Highlights & Insights¶
- Depth of Problem Identification: The paper systematically uncovers the spatial reasoning deficiency of VLMs and quantifies the effect of object distance on performance.
- Creative Use of the Diffusion Inversion Process: DDIM inversion inherently preserves spatial structure — this property is elegantly repurposed as a spatial prior for PSG.
- Dual Long-range and Local Context Reasoning: Separate modeling of neighbor and non-neighbor relations combined with GCN local aggregation comprehensively covers relational contexts at different spatial scales.
- Complementary Diffusion + Discriminative Dual-path Classification: Diffusion models handle spatial reasoning while CLIP handles open-world recognition, with complementary fusion leveraging the strengths of each.
- Necessity of LoRA Calibration: Full fine-tuning underperforms LoRA, validating the importance of preserving pretrained knowledge.
Limitations & Future Work¶
- The two-stage training pipeline is relatively complex, requiring independent UNet calibration before RGT training.
- The computational cost of diffusion model inference is non-trivial; inference speed is not reported.
- Spatial-semantic graph construction relies on fixed thresholds, lacking flexibility.
- Evaluation is limited to two datasets (PSG and VG); broader scene graph generation benchmarks are not explored.
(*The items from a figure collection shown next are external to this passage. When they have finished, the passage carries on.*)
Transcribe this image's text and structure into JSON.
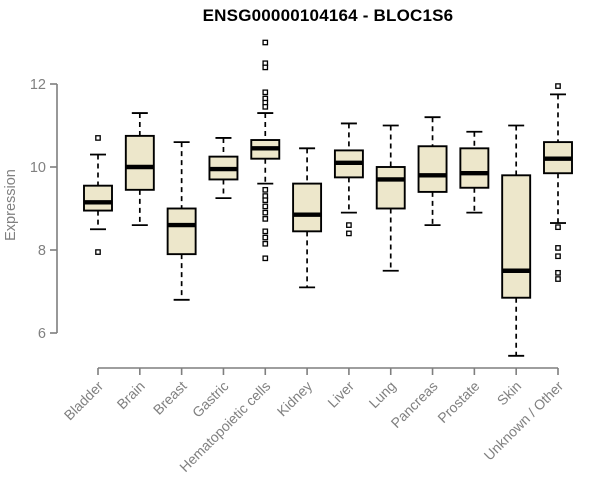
{
  "figure": {
    "title": "ENSG00000104164 - BLOC1S6"
  },
  "chart_data": {
    "type": "boxplot",
    "title": "ENSG00000104164 - BLOC1S6",
    "xlabel": "",
    "ylabel": "Expression",
    "ylim": [
      5.1,
      13.1
    ],
    "yticks": [
      6,
      8,
      10,
      12
    ],
    "grid": false,
    "legend": "none",
    "colors": {
      "box_fill": "#EDE7CB",
      "box_stroke": "#000000",
      "median": "#000000",
      "whisker": "#000000",
      "outlier_stroke": "#000000",
      "axis": "#7F7F7F",
      "tick_label": "#808080",
      "title": "#000000",
      "background": "#FFFFFF"
    },
    "categories": [
      "Bladder",
      "Brain",
      "Breast",
      "Gastric",
      "Hematopoietic cells",
      "Kidney",
      "Liver",
      "Lung",
      "Pancreas",
      "Prostate",
      "Skin",
      "Unknown / Other"
    ],
    "series": [
      {
        "name": "Bladder",
        "whislo": 8.5,
        "q1": 8.95,
        "med": 9.15,
        "q3": 9.55,
        "whishi": 10.3,
        "outliers": [
          10.7,
          7.95
        ]
      },
      {
        "name": "Brain",
        "whislo": 8.6,
        "q1": 9.45,
        "med": 10.0,
        "q3": 10.75,
        "whishi": 11.3,
        "outliers": []
      },
      {
        "name": "Breast",
        "whislo": 6.8,
        "q1": 7.9,
        "med": 8.6,
        "q3": 9.0,
        "whishi": 10.6,
        "outliers": []
      },
      {
        "name": "Gastric",
        "whislo": 9.25,
        "q1": 9.7,
        "med": 9.95,
        "q3": 10.25,
        "whishi": 10.7,
        "outliers": []
      },
      {
        "name": "Hematopoietic cells",
        "whislo": 9.6,
        "q1": 10.2,
        "med": 10.45,
        "q3": 10.65,
        "whishi": 11.3,
        "outliers": [
          13.0,
          12.5,
          12.4,
          11.8,
          11.65,
          11.55,
          11.45,
          9.45,
          9.3,
          9.2,
          9.05,
          8.9,
          8.75,
          8.45,
          8.3,
          8.15,
          7.8
        ]
      },
      {
        "name": "Kidney",
        "whislo": 7.1,
        "q1": 8.45,
        "med": 8.85,
        "q3": 9.6,
        "whishi": 10.45,
        "outliers": []
      },
      {
        "name": "Liver",
        "whislo": 8.9,
        "q1": 9.75,
        "med": 10.1,
        "q3": 10.4,
        "whishi": 11.05,
        "outliers": [
          8.6,
          8.4
        ]
      },
      {
        "name": "Lung",
        "whislo": 7.5,
        "q1": 9.0,
        "med": 9.7,
        "q3": 10.0,
        "whishi": 11.0,
        "outliers": []
      },
      {
        "name": "Pancreas",
        "whislo": 8.6,
        "q1": 9.4,
        "med": 9.8,
        "q3": 10.5,
        "whishi": 11.2,
        "outliers": []
      },
      {
        "name": "Prostate",
        "whislo": 8.9,
        "q1": 9.5,
        "med": 9.85,
        "q3": 10.45,
        "whishi": 10.85,
        "outliers": []
      },
      {
        "name": "Skin",
        "whislo": 5.45,
        "q1": 6.85,
        "med": 7.5,
        "q3": 9.8,
        "whishi": 11.0,
        "outliers": []
      },
      {
        "name": "Unknown / Other",
        "whislo": 8.65,
        "q1": 9.85,
        "med": 10.2,
        "q3": 10.6,
        "whishi": 11.75,
        "outliers": [
          11.95,
          8.55,
          8.05,
          7.85,
          7.45,
          7.3
        ]
      }
    ]
  }
}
- The relation prompt design ("[subject] is [predicate] [object]") may constrain the types of relations that can be captured.
Related Work & Insights¶
- Compared to VLM-based methods such as OpenPSG and OvSGTR, SPADE is the first to introduce diffusion models to enhance spatial reasoning in PSG.
- The LoRA calibration strategy (fine-tuning only low-rank matrices of cross-attention layers) is generalizable to other downstream tasks that require adapting diffusion models.
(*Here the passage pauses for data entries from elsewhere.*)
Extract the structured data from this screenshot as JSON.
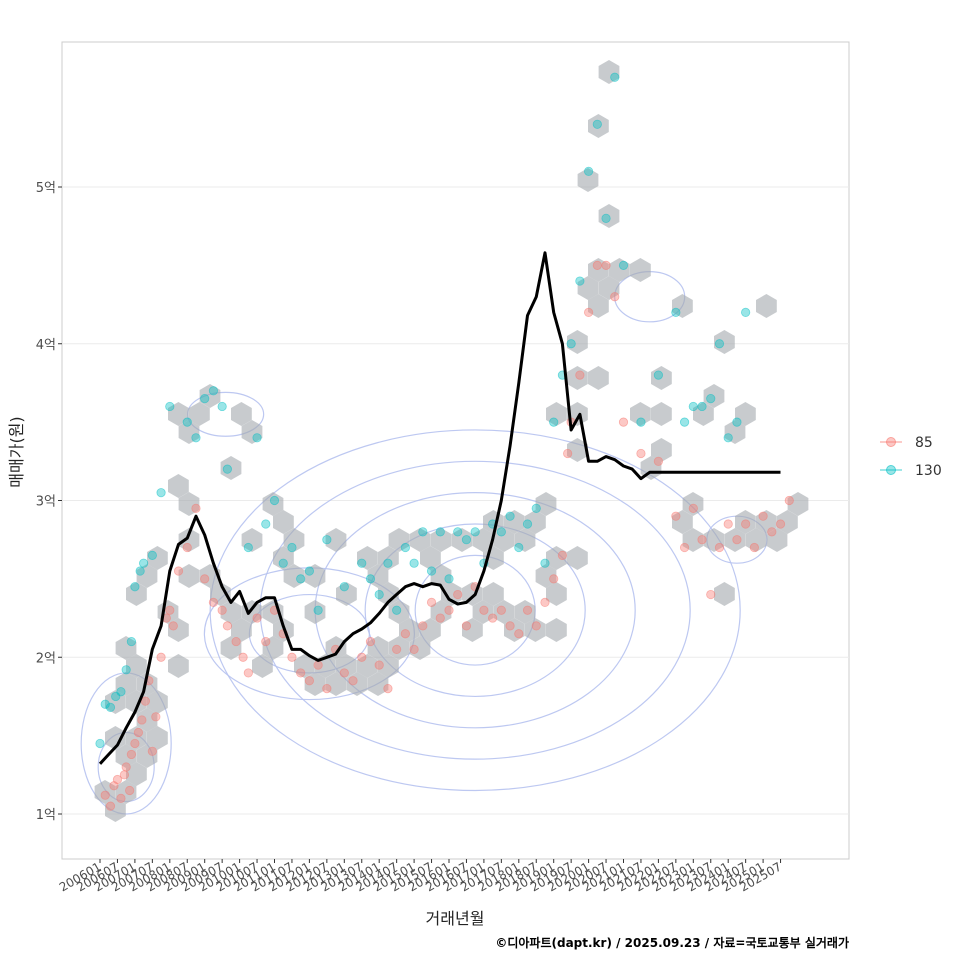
{
  "chart_data": {
    "type": "scatter",
    "xlabel": "거래년월",
    "ylabel": "매매가(원)",
    "caption": "©디아파트(dapt.kr) / 2025.09.23 / 자료=국토교통부 실거래가",
    "x_ticks": [
      "200601",
      "200607",
      "200701",
      "200707",
      "200801",
      "200807",
      "200901",
      "200907",
      "201001",
      "201007",
      "201101",
      "201107",
      "201201",
      "201207",
      "201301",
      "201307",
      "201401",
      "201407",
      "201501",
      "201507",
      "201601",
      "201607",
      "201701",
      "201707",
      "201801",
      "201807",
      "201901",
      "201907",
      "202001",
      "202007",
      "202101",
      "202107",
      "202201",
      "202207",
      "202301",
      "202307",
      "202401",
      "202407",
      "202501",
      "202507"
    ],
    "y_ticks": [
      {
        "label": "1억",
        "value": 1
      },
      {
        "label": "2억",
        "value": 2
      },
      {
        "label": "3억",
        "value": 3
      },
      {
        "label": "4억",
        "value": 4
      },
      {
        "label": "5억",
        "value": 5
      }
    ],
    "ylim": [
      0.7,
      5.9
    ],
    "xlim": [
      -0.4,
      40.5
    ],
    "grid": true,
    "legend_position": "right",
    "legend": [
      {
        "name": "85",
        "color": "#F8766D"
      },
      {
        "name": "130",
        "color": "#00BFC4"
      }
    ],
    "trend_line": {
      "name": "moving average",
      "color": "#000000",
      "x": [
        0,
        0.5,
        1,
        1.5,
        2,
        2.5,
        3,
        3.5,
        4,
        4.5,
        5,
        5.5,
        6,
        6.5,
        7,
        7.5,
        8,
        8.5,
        9,
        9.5,
        10,
        10.5,
        11,
        11.5,
        12,
        12.5,
        13,
        13.5,
        14,
        14.5,
        15,
        15.5,
        16,
        16.5,
        17,
        17.5,
        18,
        18.5,
        19,
        19.5,
        20,
        20.5,
        21,
        21.5,
        22,
        22.5,
        23,
        23.5,
        24,
        24.5,
        25,
        25.5,
        26,
        26.5,
        27,
        27.5,
        28,
        28.5,
        29,
        29.5,
        30,
        30.5,
        31,
        31.5,
        32,
        32.5,
        33,
        33.5,
        34,
        34.5,
        35,
        35.5,
        36,
        36.5,
        37,
        37.5,
        38,
        38.5,
        39,
        39.5,
        40
      ],
      "y": [
        1.32,
        1.38,
        1.44,
        1.55,
        1.65,
        1.78,
        2.05,
        2.2,
        2.55,
        2.72,
        2.76,
        2.9,
        2.78,
        2.6,
        2.45,
        2.35,
        2.42,
        2.28,
        2.35,
        2.38,
        2.38,
        2.2,
        2.05,
        2.05,
        2.01,
        1.98,
        2.0,
        2.02,
        2.1,
        2.15,
        2.18,
        2.22,
        2.28,
        2.35,
        2.4,
        2.45,
        2.47,
        2.45,
        2.47,
        2.46,
        2.37,
        2.34,
        2.35,
        2.4,
        2.55,
        2.75,
        3.0,
        3.35,
        3.75,
        4.18,
        4.3,
        4.58,
        4.2,
        4.0,
        3.45,
        3.55,
        3.25,
        3.25,
        3.28,
        3.26,
        3.22,
        3.2,
        3.14,
        3.18,
        3.18,
        3.18,
        3.18,
        3.18,
        3.18,
        3.18,
        3.18,
        3.18,
        3.18,
        3.18,
        3.18,
        3.18,
        3.18,
        3.18,
        3.18,
        3.18,
        3.18
      ]
    },
    "series": [
      {
        "name": "85",
        "points": [
          [
            0.3,
            1.12
          ],
          [
            0.6,
            1.05
          ],
          [
            0.8,
            1.18
          ],
          [
            1.0,
            1.22
          ],
          [
            1.2,
            1.1
          ],
          [
            1.4,
            1.25
          ],
          [
            1.5,
            1.3
          ],
          [
            1.7,
            1.15
          ],
          [
            1.8,
            1.38
          ],
          [
            2.0,
            1.45
          ],
          [
            2.2,
            1.52
          ],
          [
            2.4,
            1.6
          ],
          [
            2.6,
            1.72
          ],
          [
            2.8,
            1.85
          ],
          [
            3.0,
            1.4
          ],
          [
            3.2,
            1.62
          ],
          [
            3.5,
            2.0
          ],
          [
            3.8,
            2.25
          ],
          [
            4.0,
            2.3
          ],
          [
            4.2,
            2.2
          ],
          [
            4.5,
            2.55
          ],
          [
            5.0,
            2.7
          ],
          [
            5.5,
            2.95
          ],
          [
            6.0,
            2.5
          ],
          [
            6.5,
            2.35
          ],
          [
            7.0,
            2.3
          ],
          [
            7.3,
            2.2
          ],
          [
            7.8,
            2.1
          ],
          [
            8.2,
            2.0
          ],
          [
            8.5,
            1.9
          ],
          [
            9.0,
            2.25
          ],
          [
            9.5,
            2.1
          ],
          [
            10.0,
            2.3
          ],
          [
            10.5,
            2.15
          ],
          [
            11.0,
            2.0
          ],
          [
            11.5,
            1.9
          ],
          [
            12.0,
            1.85
          ],
          [
            12.5,
            1.95
          ],
          [
            13.0,
            1.8
          ],
          [
            13.5,
            2.05
          ],
          [
            14.0,
            1.9
          ],
          [
            14.5,
            1.85
          ],
          [
            15.0,
            2.0
          ],
          [
            15.5,
            2.1
          ],
          [
            16.0,
            1.95
          ],
          [
            16.5,
            1.8
          ],
          [
            17.0,
            2.05
          ],
          [
            17.5,
            2.15
          ],
          [
            18.0,
            2.05
          ],
          [
            18.5,
            2.2
          ],
          [
            19.0,
            2.35
          ],
          [
            19.5,
            2.25
          ],
          [
            20.0,
            2.3
          ],
          [
            20.5,
            2.4
          ],
          [
            21.0,
            2.2
          ],
          [
            21.5,
            2.45
          ],
          [
            22.0,
            2.3
          ],
          [
            22.5,
            2.25
          ],
          [
            23.0,
            2.3
          ],
          [
            23.5,
            2.2
          ],
          [
            24.0,
            2.15
          ],
          [
            24.5,
            2.3
          ],
          [
            25.0,
            2.2
          ],
          [
            25.5,
            2.35
          ],
          [
            26.0,
            2.5
          ],
          [
            26.5,
            2.65
          ],
          [
            26.8,
            3.3
          ],
          [
            27.0,
            3.5
          ],
          [
            27.5,
            3.8
          ],
          [
            28.0,
            4.2
          ],
          [
            28.5,
            4.5
          ],
          [
            29.0,
            4.5
          ],
          [
            29.5,
            4.3
          ],
          [
            30.0,
            3.5
          ],
          [
            31.0,
            3.3
          ],
          [
            32.0,
            3.25
          ],
          [
            33.0,
            2.9
          ],
          [
            33.5,
            2.7
          ],
          [
            34.0,
            2.95
          ],
          [
            34.5,
            2.75
          ],
          [
            35.0,
            2.4
          ],
          [
            35.5,
            2.7
          ],
          [
            36.0,
            2.85
          ],
          [
            36.5,
            2.75
          ],
          [
            37.0,
            2.85
          ],
          [
            37.5,
            2.7
          ],
          [
            38.0,
            2.9
          ],
          [
            38.5,
            2.8
          ],
          [
            39.0,
            2.85
          ],
          [
            39.5,
            3.0
          ]
        ]
      },
      {
        "name": "130",
        "points": [
          [
            0.0,
            1.45
          ],
          [
            0.3,
            1.7
          ],
          [
            0.6,
            1.68
          ],
          [
            0.9,
            1.75
          ],
          [
            1.2,
            1.78
          ],
          [
            1.5,
            1.92
          ],
          [
            1.8,
            2.1
          ],
          [
            2.0,
            2.45
          ],
          [
            2.3,
            2.55
          ],
          [
            2.5,
            2.6
          ],
          [
            3.0,
            2.65
          ],
          [
            3.5,
            3.05
          ],
          [
            4.0,
            3.6
          ],
          [
            5.0,
            3.5
          ],
          [
            5.5,
            3.4
          ],
          [
            6.0,
            3.65
          ],
          [
            6.5,
            3.7
          ],
          [
            7.0,
            3.6
          ],
          [
            7.3,
            3.2
          ],
          [
            8.5,
            2.7
          ],
          [
            9.0,
            3.4
          ],
          [
            9.5,
            2.85
          ],
          [
            10.0,
            3.0
          ],
          [
            10.5,
            2.6
          ],
          [
            11.0,
            2.7
          ],
          [
            11.5,
            2.5
          ],
          [
            12.0,
            2.55
          ],
          [
            12.5,
            2.3
          ],
          [
            13.0,
            2.75
          ],
          [
            14.0,
            2.45
          ],
          [
            15.0,
            2.6
          ],
          [
            15.5,
            2.5
          ],
          [
            16.0,
            2.4
          ],
          [
            16.5,
            2.6
          ],
          [
            17.0,
            2.3
          ],
          [
            17.5,
            2.7
          ],
          [
            18.0,
            2.6
          ],
          [
            18.5,
            2.8
          ],
          [
            19.0,
            2.55
          ],
          [
            19.5,
            2.8
          ],
          [
            20.0,
            2.5
          ],
          [
            20.5,
            2.8
          ],
          [
            21.0,
            2.75
          ],
          [
            21.5,
            2.8
          ],
          [
            22.0,
            2.6
          ],
          [
            22.5,
            2.85
          ],
          [
            23.0,
            2.8
          ],
          [
            23.5,
            2.9
          ],
          [
            24.0,
            2.7
          ],
          [
            24.5,
            2.85
          ],
          [
            25.0,
            2.95
          ],
          [
            25.5,
            2.6
          ],
          [
            26.0,
            3.5
          ],
          [
            26.5,
            3.8
          ],
          [
            27.0,
            4.0
          ],
          [
            27.5,
            4.4
          ],
          [
            28.0,
            5.1
          ],
          [
            28.5,
            5.4
          ],
          [
            29.0,
            4.8
          ],
          [
            29.5,
            5.7
          ],
          [
            30.0,
            4.5
          ],
          [
            31.0,
            3.5
          ],
          [
            32.0,
            3.8
          ],
          [
            33.0,
            4.2
          ],
          [
            33.5,
            3.5
          ],
          [
            34.0,
            3.6
          ],
          [
            34.5,
            3.6
          ],
          [
            35.0,
            3.65
          ],
          [
            35.5,
            4.0
          ],
          [
            36.0,
            3.4
          ],
          [
            36.5,
            3.5
          ],
          [
            37.0,
            4.2
          ]
        ]
      }
    ],
    "hexbin_note": "grey hexagon density cells",
    "density_contours_color": "#b6c2f0"
  }
}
- The idea of separately reasoning over neighbors and non-neighbors in the relational graph Transformer can be applied to other structured prediction tasks such as HOI detection.
- Unlike DiffusionSG and related work, SPADE leverages cross-attention maps from the inversion process rather than the generative capability of diffusion models.
Rating¶
- Novelty: ⭐⭐⭐⭐⭐ Identifies VLM spatial reasoning deficiencies and innovatively exploits the diffusion inversion process to supply spatial priors.
- Experimental Thoroughness: ⭐⭐⭐⭐ Covers closed-set, open-set, spatial relation analysis, and multi-dimensional ablations; efficiency analysis is absent.
- Writing Quality: ⭐⭐⭐⭐ Motivation is clearly articulated, methodology is systematically described, and figures/tables are informative.
- Value: ⭐⭐⭐⭐ Reveals a core limitation of VLMs in spatial reasoning and establishes a new paradigm for diffusion model + VLM integration.